La marche galopante des techniques a eu pour premier résultat de multiplier dans d’énormes proportions aussi bien la masse des nouvelles qui circulent que les occasions d’être sollicité par elles. Les professionnels ont tendance à considérer cette inflation comme automatiquement favorable au public, parce qu’ils en tirent eux-mêmes profit et restent obnubilés1 par l’image libérale du grand marché où chacun, doté de lumières par définition égales, peut faire son choix en toute indépendance. Cela n’a jamais été réalisé et l’est de moins en moins. En fait les lecteurs, auditeurs, téléspectateurs, même s’ils s’abandonnent à leur boulimie2, ne sont pas réellement nourris par cette indigeste soupe d’informations, et leur gavage aboutit à une frustration. De plus en plus souvent même, ils ressentent ce bombardement de richesses frelatées comme agressif et se réfugient dans la résistance à toute information. Le vrai problème des sociétés post-industrielles- en ce domaine comme en bien d’autres- n’est pas la pénurie, mais l’abondance. Ou, plus exactement, il résulte d’une dysharmonie entre une offre non pas excessive, mais incohérente et une demande qui, confusément, réclame un choix beaucoup plus qualitatif.
Submergé par le flot ininterrompu des nouvelles qui se bousculent en désordre et souvent paraissent se contredire, noyé sous l’abondance des détails, déconcentré par des méthodes journalistiques dont le moins que l’on puisse en dire est qu’elles sont souvent cavalières, le public s’oriente de plus en plus difficilement au sein d’un maelstrom3 qui lui donne le tournis. En même temps, les gens informés dans leur spécialité (de plus en plus nombreux) constatent que les erreurs de la presse sont directement proportionnelles à sa prétention de trancher de tout. C’est le cas de parler d’une insuffisance qui n’a d’égale que sa suffisance. Alors on hausse les épaules, on s’esclaffe, on tend à généraliser des défauts qui sont sans doute réels mais deviennent un alibi commode pour le mol oreiller du doute ou le refus de regarder en face ce qui gêne.
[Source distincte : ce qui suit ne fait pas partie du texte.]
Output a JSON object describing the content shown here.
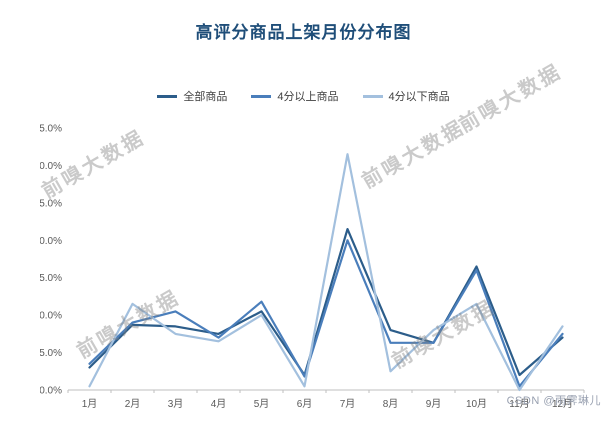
{
  "page": {
    "watermark_text": "前嗅大数据",
    "credit_text": "CSDN @雨霁琳儿",
    "background_color": "#ffffff",
    "title_color": "#1f4e79"
  },
  "chart_data": {
    "type": "line",
    "title": "高评分商品上架月份分布图",
    "categories": [
      "1月",
      "2月",
      "3月",
      "4月",
      "5月",
      "6月",
      "7月",
      "8月",
      "9月",
      "10月",
      "11月",
      "12月"
    ],
    "series": [
      {
        "name": "全部商品",
        "color": "#2c5d8a",
        "values": [
          3.0,
          8.7,
          8.5,
          7.5,
          10.5,
          2.0,
          21.5,
          8.0,
          6.3,
          16.5,
          2.0,
          7.0
        ]
      },
      {
        "name": "4分以上商品",
        "color": "#4a7ebb",
        "values": [
          3.5,
          9.0,
          10.5,
          7.0,
          11.8,
          1.8,
          20.0,
          6.3,
          6.3,
          16.0,
          0.5,
          7.5
        ]
      },
      {
        "name": "4分以下商品",
        "color": "#a3c0de",
        "values": [
          0.5,
          11.5,
          7.5,
          6.5,
          10.0,
          0.5,
          31.5,
          2.5,
          8.0,
          11.5,
          0.0,
          8.5
        ]
      }
    ],
    "xlabel": "",
    "ylabel": "",
    "ylim": [
      0,
      35
    ],
    "ytick_step": 5,
    "ytick_format": "percent_one_decimal",
    "grid": false,
    "legend_position": "top"
  }
}
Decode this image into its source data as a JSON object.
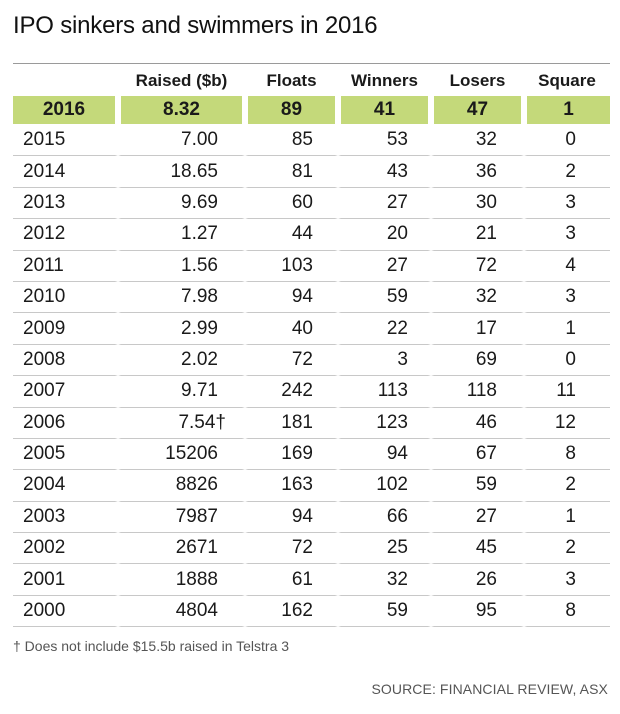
{
  "title": "IPO sinkers and swimmers in 2016",
  "colors": {
    "highlight": "#c4d97a",
    "rule": "#c8c8c8"
  },
  "columns": [
    "",
    "Raised ($b)",
    "Floats",
    "Winners",
    "Losers",
    "Square"
  ],
  "rows": [
    {
      "year": "2016",
      "raised": "8.32",
      "floats": "89",
      "winners": "41",
      "losers": "47",
      "square": "1"
    },
    {
      "year": "2015",
      "raised": "7.00",
      "floats": "85",
      "winners": "53",
      "losers": "32",
      "square": "0"
    },
    {
      "year": "2014",
      "raised": "18.65",
      "floats": "81",
      "winners": "43",
      "losers": "36",
      "square": "2"
    },
    {
      "year": "2013",
      "raised": "9.69",
      "floats": "60",
      "winners": "27",
      "losers": "30",
      "square": "3"
    },
    {
      "year": "2012",
      "raised": "1.27",
      "floats": "44",
      "winners": "20",
      "losers": "21",
      "square": "3"
    },
    {
      "year": "2011",
      "raised": "1.56",
      "floats": "103",
      "winners": "27",
      "losers": "72",
      "square": "4"
    },
    {
      "year": "2010",
      "raised": "7.98",
      "floats": "94",
      "winners": "59",
      "losers": "32",
      "square": "3"
    },
    {
      "year": "2009",
      "raised": "2.99",
      "floats": "40",
      "winners": "22",
      "losers": "17",
      "square": "1"
    },
    {
      "year": "2008",
      "raised": "2.02",
      "floats": "72",
      "winners": "3",
      "losers": "69",
      "square": "0"
    },
    {
      "year": "2007",
      "raised": "9.71",
      "floats": "242",
      "winners": "113",
      "losers": "118",
      "square": "11"
    },
    {
      "year": "2006",
      "raised": "7.54†",
      "floats": "181",
      "winners": "123",
      "losers": "46",
      "square": "12"
    },
    {
      "year": "2005",
      "raised": "15206",
      "floats": "169",
      "winners": "94",
      "losers": "67",
      "square": "8"
    },
    {
      "year": "2004",
      "raised": "8826",
      "floats": "163",
      "winners": "102",
      "losers": "59",
      "square": "2"
    },
    {
      "year": "2003",
      "raised": "7987",
      "floats": "94",
      "winners": "66",
      "losers": "27",
      "square": "1"
    },
    {
      "year": "2002",
      "raised": "2671",
      "floats": "72",
      "winners": "25",
      "losers": "45",
      "square": "2"
    },
    {
      "year": "2001",
      "raised": "1888",
      "floats": "61",
      "winners": "32",
      "losers": "26",
      "square": "3"
    },
    {
      "year": "2000",
      "raised": "4804",
      "floats": "162",
      "winners": "59",
      "losers": "95",
      "square": "8"
    }
  ],
  "footnote": "† Does not include $15.5b raised in Telstra 3",
  "source": "SOURCE: FINANCIAL REVIEW, ASX"
}
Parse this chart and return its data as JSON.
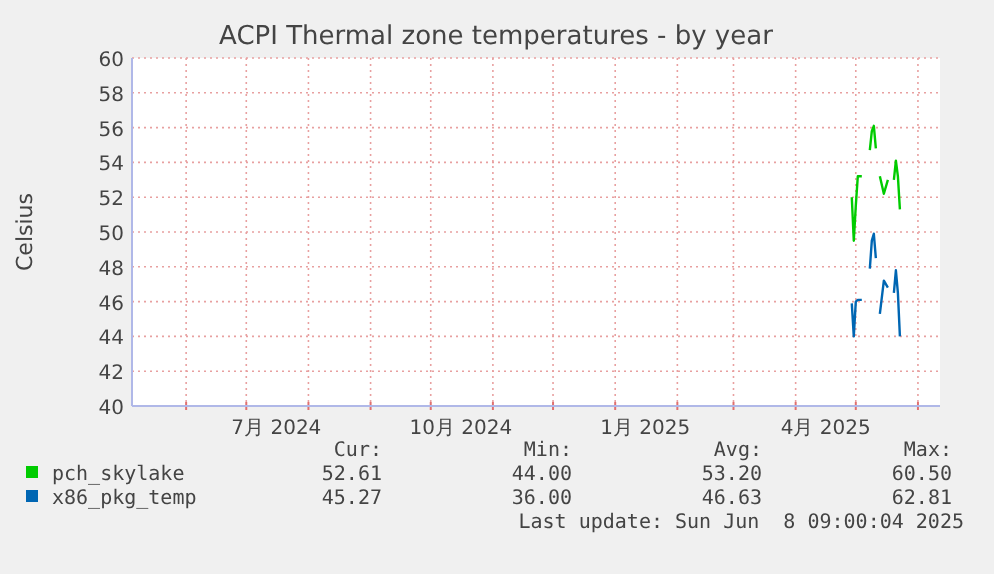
{
  "chart_data": {
    "type": "line",
    "title": "ACPI Thermal zone temperatures - by year",
    "ylabel": "Celsius",
    "xlim": [
      "2024-05-05",
      "2025-06-12"
    ],
    "xticks": [
      {
        "value": "2024-06-01",
        "label": null
      },
      {
        "value": "2024-07-01",
        "label": null
      },
      {
        "value": "2024-07-16",
        "label": "7月 2024"
      },
      {
        "value": "2024-08-01",
        "label": null
      },
      {
        "value": "2024-09-01",
        "label": null
      },
      {
        "value": "2024-10-01",
        "label": null
      },
      {
        "value": "2024-10-16",
        "label": "10月 2024"
      },
      {
        "value": "2024-11-01",
        "label": null
      },
      {
        "value": "2024-12-01",
        "label": null
      },
      {
        "value": "2025-01-01",
        "label": null
      },
      {
        "value": "2025-01-16",
        "label": "1月 2025"
      },
      {
        "value": "2025-02-01",
        "label": null
      },
      {
        "value": "2025-03-01",
        "label": null
      },
      {
        "value": "2025-04-01",
        "label": null
      },
      {
        "value": "2025-04-16",
        "label": "4月 2025"
      },
      {
        "value": "2025-05-01",
        "label": null
      },
      {
        "value": "2025-06-01",
        "label": null
      }
    ],
    "ylim": [
      40,
      60
    ],
    "yticks": [
      40,
      42,
      44,
      46,
      48,
      50,
      52,
      54,
      56,
      58,
      60
    ],
    "grid": true,
    "legend": "bottom",
    "marker": "none",
    "line_style": "solid",
    "x": [
      "2025-04-29",
      "2025-04-30",
      "2025-05-01",
      "2025-05-02",
      "2025-05-04",
      "2025-05-06",
      "2025-05-08",
      "2025-05-09",
      "2025-05-10",
      "2025-05-11",
      "2025-05-12",
      "2025-05-13",
      "2025-05-15",
      "2025-05-17",
      "2025-05-18",
      "2025-05-20",
      "2025-05-21",
      "2025-05-22",
      "2025-05-23"
    ],
    "series": [
      {
        "name": "pch_skylake",
        "color": "#00cc00",
        "values": [
          52.0,
          49.5,
          51.5,
          53.2,
          53.2,
          null,
          54.7,
          55.8,
          56.1,
          54.8,
          null,
          53.2,
          52.2,
          53.0,
          null,
          53.0,
          54.1,
          53.2,
          51.3
        ]
      },
      {
        "name": "x86_pkg_temp",
        "color": "#0066b3",
        "values": [
          45.9,
          44.0,
          46.0,
          46.1,
          46.1,
          null,
          47.9,
          49.5,
          49.9,
          48.5,
          null,
          45.3,
          47.2,
          46.8,
          null,
          46.5,
          47.8,
          46.5,
          44.0
        ]
      }
    ],
    "annotations": [
      "Cur:",
      "Min:",
      "Avg:",
      "Max:",
      "52.61",
      "44.00",
      "53.20",
      "60.50",
      "45.27",
      "36.00",
      "46.63",
      "62.81",
      "Last update: Sun Jun  8 09:00:04 2025"
    ]
  }
}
La pente sera, de part et d’autre, difficile à remonter. Du côté des journaux, il n’y a que trois remèdes qui, d’ailleurs, sont en relations étroites : la rigueur, la spécialisation, l’explication. Certes il est difficile d’opérer la sélection des nouvelles et, nous l’avons vu, ce peut être l’occasion et le moyen d’une mauvaise foi plus ou moins dissimulée. Pourtant les organes d’information doivent choisir, et c’est même pour cela qu’ils existent : sinon il suffirait de faire défiler en vrac les nouvelles des agences qui, d’ailleurs, sont elles-mêmes contraintes au choix. C’est une dangereuse facilité que d’augmenter indéfiniment le nombre des pages et prétendre tout donner, sous prétexte d’honnêteté, alors que nos contemporains pressés, désorientés, recherchent exactement le contraire : le succès des news-magazines4 est là pour le démontrer. On réclame une ligne directrice, un classement plus clair, un condensé de ce qui est réellement important.
1- Obnubilés : ici, au sens de « obsédés ».
2- Boulimie : faim dévorante.
3- Maelström : tourbillon
4- News –magazines : périodique largement diffusé où les différentes informations sont regroupées par rubriques.